For rapid assessment during search:

1. **Read SKILL.md frontmatter** (30 sec)
   - Check description quality (most important)
   - Check name convention

2. **Scan SKILL.md body** (1-2 min)
   - Check length (<500 lines?)
   - Look for examples
   - Check for references to other files
   - Note any obvious anti-patterns

3. **Check file structure** (30 sec)
   - Look for reference files
   - Check for scripts/utilities
   - Verify organization

4. **Calculate quick score** (30 sec)
   - Focus on weighted criteria
   - Estimate tier (Excellent/Good/Fair/Poor)
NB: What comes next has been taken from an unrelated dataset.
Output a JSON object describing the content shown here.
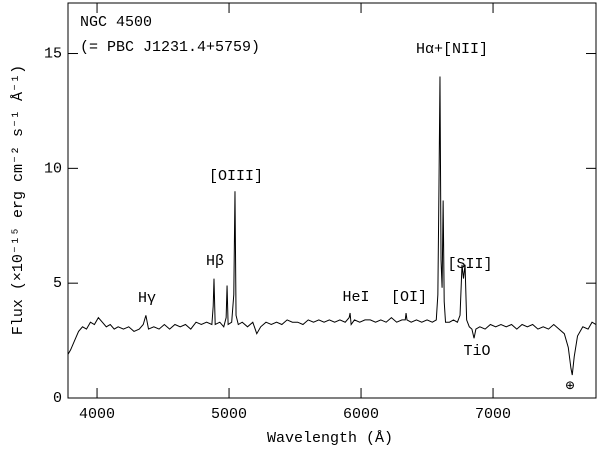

**Total time per skill: ~3-4 minutes**

## Automation Tips

When evaluating multiple skills:

```bash
# Check SKILL.md length
wc -l SKILL.md

# Count reference files
find . -name "*.md" -not -name "SKILL.md" | wc -l

# Check for common anti-patterns
grep -i "claude can help\|I can help\|you can use" SKILL.md

# Verify Unix paths
grep -E '\\\|\\\\' SKILL.md

# Check description length
head -10 SKILL.md | grep "description:" | wc -c
```

## Reference

Based on official Anthropic documentation:
- [Agent Skills Overview](https://docs.anthropic.com/en/docs/agents-and-tools/agent-skills/overview)
- [Best Practices Guide](https://docs.anthropic.com/en/docs/agents-and-tools/agent-skills/best-practices)
- [Claude Code Skills](https://docs.anthropic.com/en/docs/claude-code/skills)

---

**Usage:** Use this checklist when evaluating skills found through skill-finder to provide quality scores and recommendations to users.